Re: [PATCH 0/5] PCI/CXL: Save and restore CXL DVSEC and HDM state across resets
From: Dan Williams
Date: Thu Apr 02 2026 - 17:56:11 EST
Alex Williamson wrote:
[..]
> > Now a follow on concern is the plan to manage a case of "PCI operation
> > is available, but CXL operation is not. Does the driver proceed?" Put
> > another way, I immediately see how to convey the policy of "continue
> > without CXL" when there is an explicit driver distinction, but it is
> > ambiguous with an enlightened vfio-pci driver.
>
> As an enlightenment to vfio-pci, CXL support must in all cases degrade
> to PCI support. Manish's series proposes a new flag bit in the
> DEVICE_INFO ioctl for CXL (type2 specifically) that would be used in
> combination with the existing PCI flag. If both are set, it's a PCI
> device with CXL.{mem,cache} capability, otherwise only PCI would be set.
Ok.
>
> > > > If vfio-pci functionality is also a library
> > > > then vfio-cxl is a driver that uses services from both libraries. Where
> > > > the module and driver name boundaries are drawn is more an organization
> > > > decision not an functional one.
> > >
> > > But as above, it is functional.

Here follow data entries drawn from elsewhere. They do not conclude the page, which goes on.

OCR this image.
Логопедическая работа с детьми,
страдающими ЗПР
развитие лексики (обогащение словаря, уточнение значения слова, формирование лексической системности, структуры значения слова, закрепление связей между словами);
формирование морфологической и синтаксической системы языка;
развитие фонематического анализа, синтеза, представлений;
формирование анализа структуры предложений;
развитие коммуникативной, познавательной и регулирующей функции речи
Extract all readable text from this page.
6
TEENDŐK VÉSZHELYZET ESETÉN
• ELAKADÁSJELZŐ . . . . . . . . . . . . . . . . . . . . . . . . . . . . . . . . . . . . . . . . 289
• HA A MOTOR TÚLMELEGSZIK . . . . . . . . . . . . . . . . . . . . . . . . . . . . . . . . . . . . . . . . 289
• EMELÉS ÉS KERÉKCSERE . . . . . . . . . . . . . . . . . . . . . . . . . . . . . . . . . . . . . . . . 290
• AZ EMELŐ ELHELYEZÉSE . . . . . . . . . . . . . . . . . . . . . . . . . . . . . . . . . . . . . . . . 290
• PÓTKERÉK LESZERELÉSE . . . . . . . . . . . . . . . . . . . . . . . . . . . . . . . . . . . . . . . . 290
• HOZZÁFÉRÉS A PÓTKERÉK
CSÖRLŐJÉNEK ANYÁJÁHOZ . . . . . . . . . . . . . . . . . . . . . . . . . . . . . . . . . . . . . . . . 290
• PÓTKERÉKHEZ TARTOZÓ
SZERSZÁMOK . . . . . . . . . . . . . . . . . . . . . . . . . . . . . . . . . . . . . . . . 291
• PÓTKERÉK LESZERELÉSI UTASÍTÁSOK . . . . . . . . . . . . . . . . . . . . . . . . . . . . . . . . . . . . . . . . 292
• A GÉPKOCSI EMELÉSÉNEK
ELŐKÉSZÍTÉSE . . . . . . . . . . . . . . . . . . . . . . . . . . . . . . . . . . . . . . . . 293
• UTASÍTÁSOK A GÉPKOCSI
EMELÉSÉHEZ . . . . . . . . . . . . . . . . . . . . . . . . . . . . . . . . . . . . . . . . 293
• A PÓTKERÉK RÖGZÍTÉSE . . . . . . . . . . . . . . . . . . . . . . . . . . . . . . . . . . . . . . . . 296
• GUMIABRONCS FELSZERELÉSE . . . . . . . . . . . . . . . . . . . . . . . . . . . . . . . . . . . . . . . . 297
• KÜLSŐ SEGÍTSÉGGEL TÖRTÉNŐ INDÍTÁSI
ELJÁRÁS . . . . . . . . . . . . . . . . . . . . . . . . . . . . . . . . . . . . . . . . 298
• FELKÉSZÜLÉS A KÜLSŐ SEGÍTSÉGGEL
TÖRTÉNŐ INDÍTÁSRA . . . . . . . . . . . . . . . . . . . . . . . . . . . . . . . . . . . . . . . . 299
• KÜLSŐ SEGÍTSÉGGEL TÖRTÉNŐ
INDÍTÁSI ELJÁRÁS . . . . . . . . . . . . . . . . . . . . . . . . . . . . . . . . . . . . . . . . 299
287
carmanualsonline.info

Someone needs to define when to use
> > > which driver, which leads to libvirt needing to specify whether a
> > > device is being exposed as PCI or CXL, and the same understanding in
> > > each VMM. OTOH, using vfio-pci as the basis and layering CXL feature
> > > detection, ie. enlightenment, gives us a more compatible, incremental
> > > approach.
> >
> > Ok, to make sure I understand the proposal: userspace still needs to to
> > end up with knowledge of CXL operation, but that need not be resolved by
> > module policy.
>
> It's a single module as far as userspace is concerned, and the decision
> lies with userspace whether to take advantage of the CXL features
> indicated by the device flag.
>
> > Userspace also just needs to be ok with the unsightliness of the CXL
> > modules autoloading on systems without CXL.
>
> I'm open to suggestions here. The current proposal will pull in CXL
> modules regardless of having a CXL device.
>
> We could build vfio_cxl_core as a module with an automatic
> MODULE_SOFTDEP in vfio_pci_core. We could then do a symbol_get around
> CXL code so that we never CXL enlighten a device if the module isn't
> loaded, allowing userspace policy control via modprobe.d blacklists.
> We could also use a registration mechanism from vfio-cxl-core to
> vfio-pci-core to avoid symbol_gets.
Probably just wait until someone really needs that small bit of memory
back.
> > Implement features like CXL Reset as operations against CXL objects like
> > memdevs and regions. For example, PCI reset does not consider management
> > of cache coherent memory, and certainly not interleaved cache coherent
> > memory. Other CXL drivers also benefit if these capabilities are
> > centralized.
>
> I think "CXL Reset as operations against CXL objects" is large already
> proposed as [1]. However, it's specifically for type2 devices, so we
> can ignore some of the complications, such as interleaved cache
> coherence, of a type3 use case.
Nothing type3 specific about interleaved cache coherence. Now,
interleaving for accelerators is not in near term scope, but CXL.mem is
coherent. I do not want to paint the design into a corner in case
host-bridge interleaving for bandwidth becomes a consideration.
> [1]https://lore.kernel.org/all/20260306092322.148765-1-smadhavan@xxxxxxxxxx/
Still playing catch up on review, but yes, that version looks
directionally ok and at least has a chance to be extended for
interleaving.
[..]
> > > This is largely a consequence of CXL_BUS being a loadable module.
> >
> > Yes, the question is why does that matter for CXL enlightened operation?
> > Simply do not burden the PCI core to learn all the CXL concerns.
>
> How do we then proceed relative to save/restore of CXL state based on a
> PCI reset? Should CXL core register a save/restore handler with PCI
> core or does PCI core reach out for a symbol from CXL core to support
> save/restore?
I am currently thinking CXL registered handler to enable enlightened
reset, or direct CXL uAPI.
Is it not safe to assume that new CXL awareness in user tooling is
prepared move to new CXL aware reset interfaces?
> If CXL core is not loaded, are we ok with silently losing CXL state
> across a PCI reset, ie. assume that state is unused currently and accept
> the risk of losing preconfigured decoders?
> Does PCI core need to be involved in suppressing SBR?
SBR is disabled by default. It can currently be destructively forced
with the PCI "cxl_bus" reset type.
Maybe what this wants is a new "SBR iff single device CXL.mem and mem
not kernel mapped", to set aside the "but coherent interleave" noise.
Just not sure it is worth introducing the concept of "device rejectable
PCI reset" vs requiring using CXL uAPI directly.